10 thoughts on “An Update”

  1. Hi, I’ve been treated for medication overuse headache twice in the past few years, and I wondered how you and your doctor determined that you are not prone to this?

    1. Hi Liz,

      I’ve taken extensive breaks from medication (one was 18 months) to see if I had MOH. There was no decrease in my migraine frequency or severity—in fact, it increased. When I take the meds daily, as I am now, my migraine frequency and severity do not increase. MOH is a serious problem for some people, but not all of us are susceptible to it. And not all doctors are willing to work in the gray area. Many stick to no more than 10 meds a month no matter what.

      Take care,

  2. Kerrie, I hope you are beginning to feel better. I, too, have found treatments that work, but then gotten totally thrown off by a third party. Sometimes I feel like I don’t want to mess with what I have now for fear of making things worse–even though it would be really nice if they got better!

    1. Thanks, Kelly Lynn. It’s reassuring to know I’m not alone. I kind of wish I’d left well enough alone, but the truth is that I was walking a very thin line. I’m actually beginning to wonder if the treatment wasn’t the problem, but just happened to coincide with another issue.

      Take care,

  3. Hi Kerrie, I’ve been reading your blog for years and am sorry you are going through another difficult period. My migraines are now occurring almost every single day and I have found over the years that the triggers are cumulative and the pattern and responsiveness of my migraines is ever-changing. i have no doubt that therapies that worked previously lose their efficacy and that new ones are suddenly helping. I have discovered that my body is as much mystery to my doctors as it is to me but that chemically, in terms of responsiveness to diet, medications etc. it is NOT a science. I really hope you feel better soon.

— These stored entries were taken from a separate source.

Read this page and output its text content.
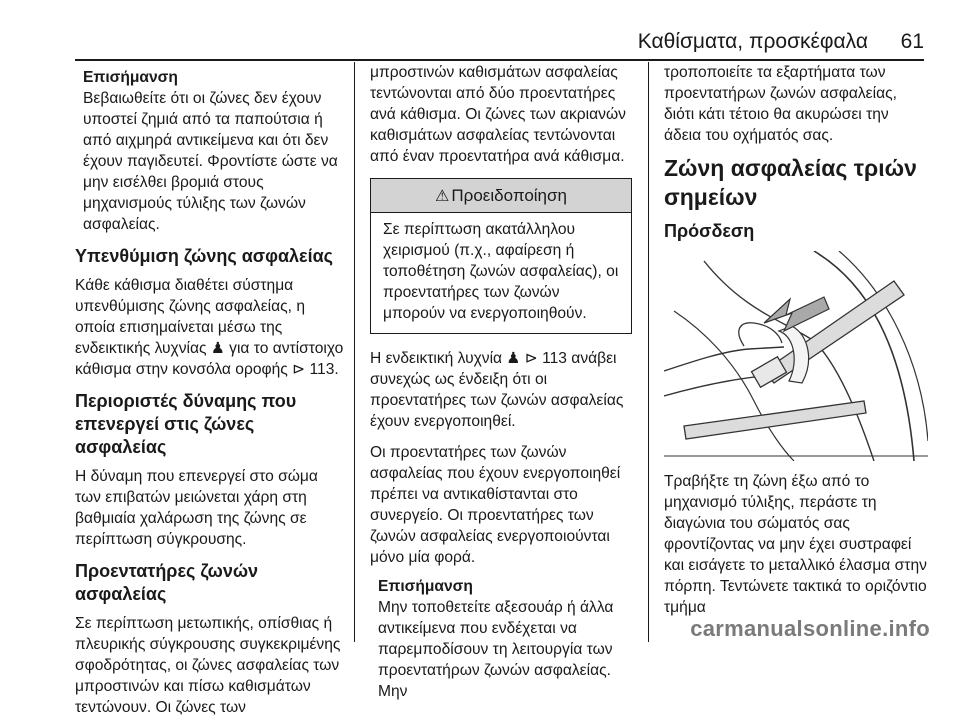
Καθίσματα, προσκέφαλα 61

Επισήμανση

Βεβαιωθείτε ότι οι ζώνες δεν έχουν υποστεί ζημιά από τα παπούτσια ή από αιχμηρά αντικείμενα και ότι δεν έχουν παγιδευτεί. Φροντίστε ώστε να μην εισέλθει βρομιά στους μηχανισμούς τύλιξης των ζωνών ασφαλείας.

Υπενθύμιση ζώνης ασφαλείας

Κάθε κάθισμα διαθέτει σύστημα υπενθύμισης ζώνης ασφαλείας, η οποία επισημαίνεται μέσω της ενδεικτικής λυχνίας ♟ για το αντίστοιχο κάθισμα στην κονσόλα οροφής ⊳ 113.

Περιοριστές δύναμης που επενεργεί στις ζώνες ασφαλείας

Η δύναμη που επενεργεί στο σώμα των επιβατών μειώνεται χάρη στη βαθμιαία χαλάρωση της ζώνης σε περίπτωση σύγκρουσης.

Προεντατήρες ζωνών ασφαλείας

Σε περίπτωση μετωπικής, οπίσθιας ή πλευρικής σύγκρουσης συγκεκριμένης σφοδρότητας, οι ζώνες ασφαλείας των μπροστινών και πίσω καθισμάτων τεντώνουν. Οι ζώνες των

μπροστινών καθισμάτων ασφαλείας τεντώνονται από δύο προεντατήρες ανά κάθισμα. Οι ζώνες των ακριανών καθισμάτων ασφαλείας τεντώνονται από έναν προεντατήρα ανά κάθισμα.

⚠ Προειδοποίηση
Σε περίπτωση ακατάλληλου χειρισμού (π.χ., αφαίρεση ή τοποθέτηση ζωνών ασφαλείας), οι προεντατήρες των ζωνών μπορούν να ενεργοποιηθούν.

Η ενδεικτική λυχνία ♟ ⊳ 113 ανάβει συνεχώς ως ένδειξη ότι οι προεντατήρες των ζωνών ασφαλείας έχουν ενεργοποιηθεί.

Οι προεντατήρες των ζωνών ασφαλείας που έχουν ενεργοποιηθεί πρέπει να αντικαθίστανται στο συνεργείο. Οι προεντατήρες των ζωνών ασφαλείας ενεργοποιούνται μόνο μία φορά.

Επισήμανση

Μην τοποθετείτε αξεσουάρ ή άλλα αντικείμενα που ενδέχεται να παρεμποδίσουν τη λειτουργία των προεντατήρων ζωνών ασφαλείας. Μην

τροποποιείτε τα εξαρτήματα των προεντατήρων ζωνών ασφαλείας, διότι κάτι τέτοιο θα ακυρώσει την άδεια του οχήματός σας.

Ζώνη ασφαλείας τριών σημείων
Πρόσδεση

Τραβήξτε τη ζώνη έξω από το μηχανισμό τύλιξης, περάστε τη διαγώνια του σώματός σας φροντίζοντας να μην έχει συστραφεί και εισάγετε το μεταλλικό έλασμα στην πόρπη. Τεντώνετε τακτικά το οριζόντιο τμήμα

carmanualsonline.info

    1. MZ, thanks for the support. I’m sorry that you’re in a cycle of nearly daily migraine attacks. It’s not a fun place to be. You’re totally right it’s not a science. I’m constantly tweaking things.

      Take care,

  4. Hi Kerrie, I have had good results with the low histamine/no gluten diet as well. From other people on the net I have learned, that the DAO alone will not do the trick. In fact I use it very rarely now and stay away from fastfood, which has helped me a lot. I am not the fanatic herbmother type of thing, so it has taken me some time to accept, that I will have to stick with this diet if I want to avoid migraine hell.
    I hope you are not crashing into rebound headache problems with your current medicine regimen.
    Some suggestions that might help:
    Peppermint oil on the temples and neck: Sounds absolutely quacky, but it helps me a lot, when a migraine attack is on the way. It takes away a ‘crampy’ kind of feeling in my head.
    Traditional Chinese medicine: An acupuncturist gave me some herb pills against the pain. They worked wonders in taking the last pain after an attack and cleared up the brain fog fast. Acupuncture wasn’t of any help at all to me…
    I hope you will be soon up and running again and able to enjoy the great spring weather :-)))

    1. Bibi, I’m glad you’ve found some relief. I still have to use the DAO to eat anything, though I follow a low-histamine, gluten-free diet. Thanks for the suggestions.